Thursday, July 10, 2014

Polo Shirt Merah


Hari itu kita bertemu. Dengan cerita berbeda bahwa kita bukan lagi yang dulu. Yang saling mencintai dan menertawai hal lucu. Pertemuan itu, hanya karena kamu penasaran seperti apa penampilan dan rupaku setelah berkerudung. Ya, pintamu bertemu bukan lagi karena rindu. Tapi aku mengiyakan pertemuan itu. Bukan saja karena hanya aku yang rindu, tapi karena aku masih senang melihat kamu.


Padaku kamu bercerita, bahwa kamu ingin sekali punya polo shirt warna lain selain yang kamu pakai saat itu. Maka setelah kita makan, aku menawarkan untuk melihat-lihat deretan baju di department store. Kamu banyak meminta masukanku akan warna apa yang bagus. Kamu bilang, kamu ingin sekali warna seperti salah satu kemeja yang kupunya. Dalam hati diam-diam aku merasa senang bukan main dan merasa kalau warna yang kamu mau itu karena ingin punya baju yang sewarna dengan milikku. Mungkin suatu hari bisa dipakai bersama seperti pasangan pada umumnya. Tapi aku lupa, kita bukan lagi pasangan. Mungkin kamu hanya suka warna itu. Bukan karena ingin samaan denganku. Senyum getir kutahan saat aku menyadari hal itu.
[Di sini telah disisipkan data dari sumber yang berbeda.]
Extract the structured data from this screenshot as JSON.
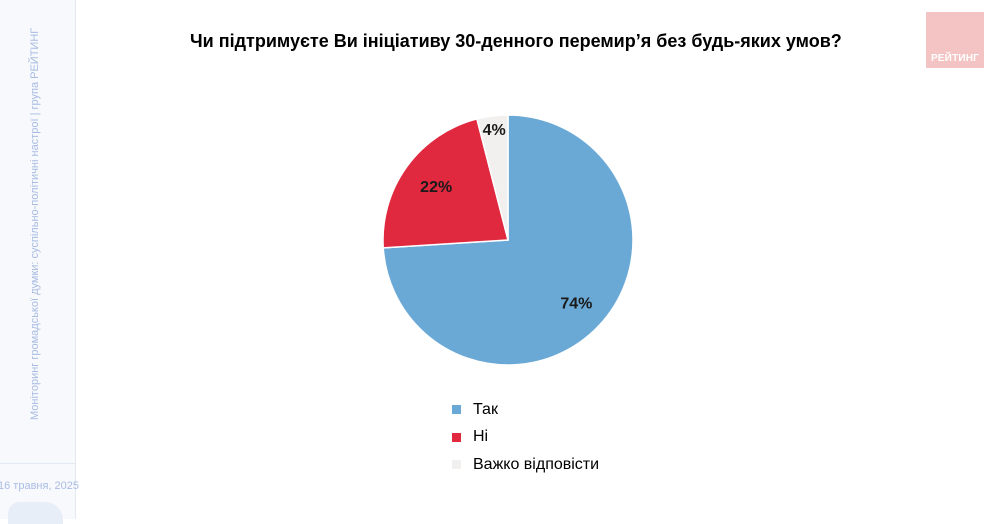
{
  "sidebar": {
    "vertical_text": "Моніторинг громадської думки: суспільно-політичні настрої | група РЕЙТИНГ",
    "date": "16 травня, 2025"
  },
  "logo": {
    "text": "РЕЙТИНГ",
    "color": "#f4c4c4"
  },
  "chart_data": {
    "type": "pie",
    "title": "Чи підтримуєте Ви ініціативу 30-денного перемир’я без будь-яких умов?",
    "categories": [
      "Так",
      "Ні",
      "Важко відповісти"
    ],
    "values": [
      74,
      22,
      4
    ],
    "labels": [
      "74%",
      "22%",
      "4%"
    ],
    "colors": [
      "#6aa9d6",
      "#e0293f",
      "#f1f0ef"
    ],
    "legend_position": "bottom"
  }
}
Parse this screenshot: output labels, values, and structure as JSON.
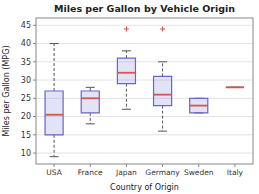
{
  "chart_data": {
    "type": "box",
    "title": "Miles per Gallon by Vehicle Origin",
    "xlabel": "Country of Origin",
    "ylabel": "Miles per Gallon (MPG)",
    "categories": [
      "USA",
      "France",
      "Japan",
      "Germany",
      "Sweden",
      "Italy"
    ],
    "boxes": [
      {
        "q1": 15.0,
        "median": 20.5,
        "q3": 27.0,
        "whislo": 9.0,
        "whishi": 40.0,
        "fliers": []
      },
      {
        "q1": 21.0,
        "median": 25.0,
        "q3": 27.0,
        "whislo": 18.0,
        "whishi": 28.0,
        "fliers": []
      },
      {
        "q1": 29.0,
        "median": 32.0,
        "q3": 36.0,
        "whislo": 22.0,
        "whishi": 38.0,
        "fliers": [
          44.0
        ]
      },
      {
        "q1": 23.0,
        "median": 26.0,
        "q3": 31.0,
        "whislo": 16.0,
        "whishi": 35.0,
        "fliers": [
          44.0
        ]
      },
      {
        "q1": 21.0,
        "median": 23.0,
        "q3": 25.0,
        "whislo": 21.0,
        "whishi": 25.0,
        "fliers": []
      },
      {
        "q1": 28.0,
        "median": 28.0,
        "q3": 28.0,
        "whislo": 28.0,
        "whishi": 28.0,
        "fliers": []
      }
    ],
    "color": "#6666cc",
    "ylim": [
      7,
      47
    ],
    "yticks": [
      10,
      15,
      20,
      25,
      30,
      35,
      40,
      45
    ],
    "grid": true
  }
}
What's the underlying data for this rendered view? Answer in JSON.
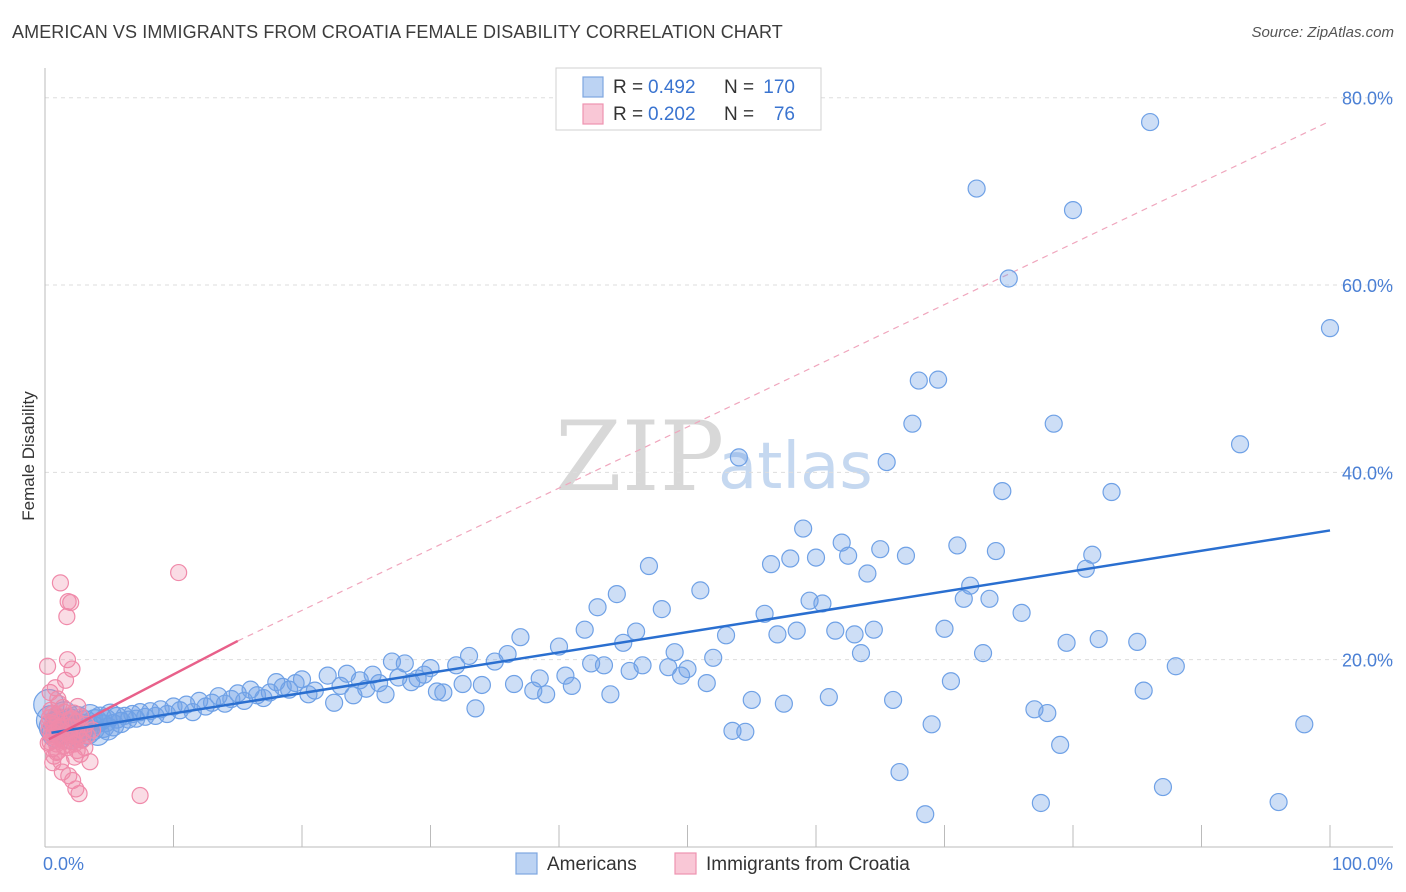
{
  "header": {
    "title": "AMERICAN VS IMMIGRANTS FROM CROATIA FEMALE DISABILITY CORRELATION CHART",
    "source": "Source: ZipAtlas.com"
  },
  "watermark": {
    "zip": "ZIP",
    "atlas": "atlas"
  },
  "colors": {
    "americans": "#6fa1e6",
    "americans_line": "#2a6fd0",
    "croatia": "#f08aaa",
    "croatia_line": "#e8608a",
    "grid": "#dddddd",
    "axis_label": "#4a7fd4"
  },
  "legend": {
    "rows": [
      {
        "r_label": "R = ",
        "r_value": "0.492",
        "n_label": "N = ",
        "n_value": "170"
      },
      {
        "r_label": "R = ",
        "r_value": "0.202",
        "n_label": "N = ",
        "n_value": "76"
      }
    ]
  },
  "chart_data": {
    "type": "scatter",
    "title": "AMERICAN VS IMMIGRANTS FROM CROATIA FEMALE DISABILITY CORRELATION CHART",
    "xlabel": "",
    "ylabel": "Female Disability",
    "xlim": [
      0,
      100
    ],
    "ylim": [
      0,
      82
    ],
    "x_tick_labels": [
      "0.0%",
      "100.0%"
    ],
    "y_ticks": [
      20,
      40,
      60,
      80
    ],
    "y_tick_labels": [
      "20.0%",
      "40.0%",
      "60.0%",
      "80.0%"
    ],
    "grid": true,
    "legend_position": "top-center",
    "bottom_legend": [
      "Americans",
      "Immigrants from Croatia"
    ],
    "series": [
      {
        "name": "Americans",
        "R": 0.492,
        "N": 170,
        "trend": {
          "x": [
            0.5,
            100
          ],
          "y": [
            12.2,
            33.8
          ]
        },
        "points": [
          [
            0.3,
            15.2
          ],
          [
            0.5,
            13.5
          ],
          [
            0.7,
            12.8
          ],
          [
            0.9,
            12.2
          ],
          [
            1.1,
            13.1
          ],
          [
            1.3,
            12.5
          ],
          [
            1.5,
            14.0
          ],
          [
            1.7,
            12.6
          ],
          [
            1.9,
            13.3
          ],
          [
            2.1,
            11.9
          ],
          [
            2.3,
            12.4
          ],
          [
            2.5,
            13.6
          ],
          [
            2.7,
            12.0
          ],
          [
            2.9,
            12.8
          ],
          [
            3.1,
            13.2
          ],
          [
            3.3,
            12.3
          ],
          [
            3.5,
            13.9
          ],
          [
            3.7,
            12.7
          ],
          [
            3.9,
            13.4
          ],
          [
            4.1,
            12.1
          ],
          [
            4.3,
            13.7
          ],
          [
            4.5,
            12.9
          ],
          [
            4.7,
            13.5
          ],
          [
            4.9,
            12.6
          ],
          [
            5.1,
            14.1
          ],
          [
            5.3,
            13.0
          ],
          [
            5.6,
            13.8
          ],
          [
            5.9,
            13.3
          ],
          [
            6.2,
            14.0
          ],
          [
            6.5,
            13.6
          ],
          [
            6.8,
            14.2
          ],
          [
            7.1,
            13.7
          ],
          [
            7.4,
            14.4
          ],
          [
            7.8,
            13.9
          ],
          [
            8.2,
            14.5
          ],
          [
            8.6,
            14.0
          ],
          [
            9.0,
            14.7
          ],
          [
            9.5,
            14.2
          ],
          [
            10,
            15.0
          ],
          [
            10.5,
            14.6
          ],
          [
            11,
            15.2
          ],
          [
            11.5,
            14.4
          ],
          [
            12,
            15.6
          ],
          [
            12.5,
            15.0
          ],
          [
            13,
            15.4
          ],
          [
            13.5,
            16.1
          ],
          [
            14,
            15.3
          ],
          [
            14.5,
            15.8
          ],
          [
            15,
            16.4
          ],
          [
            15.5,
            15.6
          ],
          [
            16,
            16.8
          ],
          [
            16.5,
            16.2
          ],
          [
            17,
            15.9
          ],
          [
            17.5,
            16.5
          ],
          [
            18,
            17.6
          ],
          [
            18.5,
            17.1
          ],
          [
            19,
            16.8
          ],
          [
            19.5,
            17.5
          ],
          [
            20,
            17.9
          ],
          [
            20.5,
            16.3
          ],
          [
            21,
            16.7
          ],
          [
            22,
            18.3
          ],
          [
            22.5,
            15.4
          ],
          [
            23,
            17.2
          ],
          [
            23.5,
            18.5
          ],
          [
            24,
            16.2
          ],
          [
            24.5,
            17.8
          ],
          [
            25,
            16.9
          ],
          [
            25.5,
            18.4
          ],
          [
            26,
            17.5
          ],
          [
            26.5,
            16.3
          ],
          [
            27,
            19.8
          ],
          [
            27.5,
            18.1
          ],
          [
            28,
            19.6
          ],
          [
            28.5,
            17.6
          ],
          [
            29,
            18.0
          ],
          [
            29.5,
            18.4
          ],
          [
            30,
            19.1
          ],
          [
            30.5,
            16.6
          ],
          [
            31,
            16.5
          ],
          [
            32,
            19.4
          ],
          [
            32.5,
            17.4
          ],
          [
            33,
            20.4
          ],
          [
            33.5,
            14.8
          ],
          [
            34,
            17.3
          ],
          [
            35,
            19.8
          ],
          [
            36,
            20.6
          ],
          [
            36.5,
            17.4
          ],
          [
            37,
            22.4
          ],
          [
            38,
            16.7
          ],
          [
            38.5,
            18.0
          ],
          [
            39,
            16.3
          ],
          [
            40,
            21.4
          ],
          [
            40.5,
            18.3
          ],
          [
            41,
            17.2
          ],
          [
            42,
            23.2
          ],
          [
            42.5,
            19.6
          ],
          [
            43,
            25.6
          ],
          [
            43.5,
            19.4
          ],
          [
            44,
            16.3
          ],
          [
            44.5,
            27.0
          ],
          [
            45,
            21.8
          ],
          [
            45.5,
            18.8
          ],
          [
            46,
            23.0
          ],
          [
            46.5,
            19.4
          ],
          [
            47,
            30.0
          ],
          [
            48,
            25.4
          ],
          [
            48.5,
            19.2
          ],
          [
            49,
            20.8
          ],
          [
            49.5,
            18.3
          ],
          [
            50,
            19.0
          ],
          [
            51,
            27.4
          ],
          [
            51.5,
            17.5
          ],
          [
            52,
            20.2
          ],
          [
            53,
            22.6
          ],
          [
            53.5,
            12.4
          ],
          [
            54,
            41.6
          ],
          [
            54.5,
            12.3
          ],
          [
            55,
            15.7
          ],
          [
            56,
            24.9
          ],
          [
            56.5,
            30.2
          ],
          [
            57,
            22.7
          ],
          [
            57.5,
            15.3
          ],
          [
            58,
            30.8
          ],
          [
            58.5,
            23.1
          ],
          [
            59,
            34.0
          ],
          [
            59.5,
            26.3
          ],
          [
            60,
            30.9
          ],
          [
            60.5,
            26.0
          ],
          [
            61,
            16.0
          ],
          [
            61.5,
            23.1
          ],
          [
            62,
            32.5
          ],
          [
            62.5,
            31.1
          ],
          [
            63,
            22.7
          ],
          [
            63.5,
            20.7
          ],
          [
            64,
            29.2
          ],
          [
            64.5,
            23.2
          ],
          [
            65,
            31.8
          ],
          [
            65.5,
            41.1
          ],
          [
            66,
            15.7
          ],
          [
            66.5,
            8.0
          ],
          [
            67,
            31.1
          ],
          [
            67.5,
            45.2
          ],
          [
            68,
            49.8
          ],
          [
            68.5,
            3.5
          ],
          [
            69,
            13.1
          ],
          [
            69.5,
            49.9
          ],
          [
            70,
            23.3
          ],
          [
            70.5,
            17.7
          ],
          [
            71,
            32.2
          ],
          [
            71.5,
            26.5
          ],
          [
            72,
            27.9
          ],
          [
            72.5,
            70.3
          ],
          [
            73,
            20.7
          ],
          [
            73.5,
            26.5
          ],
          [
            74,
            31.6
          ],
          [
            74.5,
            38.0
          ],
          [
            75,
            60.7
          ],
          [
            76,
            25.0
          ],
          [
            77,
            14.7
          ],
          [
            77.5,
            4.7
          ],
          [
            78,
            14.3
          ],
          [
            78.5,
            45.2
          ],
          [
            79,
            10.9
          ],
          [
            79.5,
            21.8
          ],
          [
            80,
            68.0
          ],
          [
            81,
            29.7
          ],
          [
            81.5,
            31.2
          ],
          [
            82,
            22.2
          ],
          [
            83,
            37.9
          ],
          [
            85,
            21.9
          ],
          [
            85.5,
            16.7
          ],
          [
            86,
            77.4
          ],
          [
            87,
            6.4
          ],
          [
            88,
            19.3
          ],
          [
            93,
            43.0
          ],
          [
            96,
            4.8
          ],
          [
            98,
            13.1
          ],
          [
            100,
            55.4
          ]
        ]
      },
      {
        "name": "Immigrants from Croatia",
        "R": 0.202,
        "N": 76,
        "trend": {
          "x": [
            0.3,
            15
          ],
          "y": [
            11.5,
            22.0
          ]
        },
        "points": [
          [
            0.2,
            19.3
          ],
          [
            0.3,
            12.5
          ],
          [
            0.35,
            13.8
          ],
          [
            0.4,
            11.2
          ],
          [
            0.45,
            14.6
          ],
          [
            0.5,
            12.0
          ],
          [
            0.55,
            10.5
          ],
          [
            0.6,
            13.2
          ],
          [
            0.65,
            11.8
          ],
          [
            0.7,
            9.7
          ],
          [
            0.75,
            12.9
          ],
          [
            0.8,
            17.0
          ],
          [
            0.85,
            14.1
          ],
          [
            0.9,
            11.0
          ],
          [
            0.95,
            13.5
          ],
          [
            1.0,
            10.2
          ],
          [
            1.05,
            12.4
          ],
          [
            1.1,
            15.3
          ],
          [
            1.15,
            11.6
          ],
          [
            1.2,
            28.2
          ],
          [
            1.25,
            9.1
          ],
          [
            1.3,
            12.7
          ],
          [
            1.35,
            8.0
          ],
          [
            1.4,
            14.9
          ],
          [
            1.45,
            10.8
          ],
          [
            1.5,
            13.0
          ],
          [
            1.55,
            11.3
          ],
          [
            1.6,
            17.8
          ],
          [
            1.65,
            12.2
          ],
          [
            1.7,
            24.6
          ],
          [
            1.75,
            20.0
          ],
          [
            1.8,
            26.2
          ],
          [
            1.85,
            7.6
          ],
          [
            1.9,
            13.6
          ],
          [
            1.95,
            10.9
          ],
          [
            2.0,
            26.1
          ],
          [
            2.05,
            12.8
          ],
          [
            2.1,
            19.0
          ],
          [
            2.15,
            7.1
          ],
          [
            2.2,
            11.5
          ],
          [
            2.25,
            14.3
          ],
          [
            2.3,
            9.6
          ],
          [
            2.35,
            12.1
          ],
          [
            2.4,
            6.2
          ],
          [
            2.45,
            13.4
          ],
          [
            2.5,
            10.3
          ],
          [
            2.55,
            15.0
          ],
          [
            2.6,
            11.7
          ],
          [
            2.65,
            5.7
          ],
          [
            2.7,
            12.6
          ],
          [
            2.75,
            9.9
          ],
          [
            2.8,
            13.9
          ],
          [
            2.9,
            11.4
          ],
          [
            3.0,
            12.3
          ],
          [
            3.1,
            10.6
          ],
          [
            3.2,
            13.1
          ],
          [
            3.3,
            11.9
          ],
          [
            3.5,
            9.1
          ],
          [
            3.7,
            12.5
          ],
          [
            0.25,
            11.1
          ],
          [
            0.3,
            13.3
          ],
          [
            0.55,
            14.2
          ],
          [
            0.7,
            12.2
          ],
          [
            0.9,
            10.1
          ],
          [
            1.1,
            12.8
          ],
          [
            1.3,
            11.4
          ],
          [
            1.5,
            14.4
          ],
          [
            1.7,
            10.6
          ],
          [
            1.9,
            12.0
          ],
          [
            2.1,
            13.7
          ],
          [
            2.3,
            11.0
          ],
          [
            7.4,
            5.5
          ],
          [
            10.4,
            29.3
          ],
          [
            0.4,
            16.5
          ],
          [
            0.6,
            9.0
          ],
          [
            1.0,
            15.8
          ]
        ]
      }
    ]
  }
}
Warna yang kamu inginkan itu tidak ada. Lalu dari sekian warna yang aku pilihkan, kamu mengiyakan dua warna; merah dan coklat tua. Aku duduk di sofa, di sudut dekat deretan polo shirt yang tergantung sementara kamu mencobanya di kamar pas. Tidak sampai lima menit kamu keluar dengan polo shirt merah pilihanku. Pas sekali di badan kamu yang lebih ramping dari beberapa waktu silam. Ditambah senyum sumringahmu, polo shirt merah itu membuatmu lebih tampan. Ah.. Saat itu rasanya aku ingin lari ke pelukanmu dan memendamkan wajahku di dadamu. Pasti rasanya nyaman sekali. Kuat-kuat aku menahan keinginan itu.

"Bagus nggak sih?"
 Aku tersenyum dan mengangguk mantap.
"Beneran bagus?" tanyamu tidak yakin
"Bagus. Badan kamu sekarang bagus, jadi pake apa aja bagus."

Kamu kembali mengembangkan senyum mendengar jawabanku lalu kembali masuk ke kamar pas. Mungkin menggantinya dengan pilihan kedua, coklat tua. Sementara kamu di dalam, aku menahan genangan di mataku. Kelak, warna pilihanku itu akan kamu pakai bukan lagi untuk pergi bersamaku.

Kamu keluar dengan polo shirt yang kamu pakai dari rumah. Kupikir tidak jadi dengan pilihan coklat tua.

"Loh yang coklat tua ngga dicoba juga?"
"Ngga usah, kan ukurannya sama"
"Oh, iyasih.."
"Makasi ya kamu udah bantuin milih,,"

Aku hanya tersenyum saat kamu berterima kasih. Ya, aku hanya seorang yang membantumu memilih. Entah kelak pergi dengan siapa yang membuatmu semangat memakainya. Pasti bukan aku.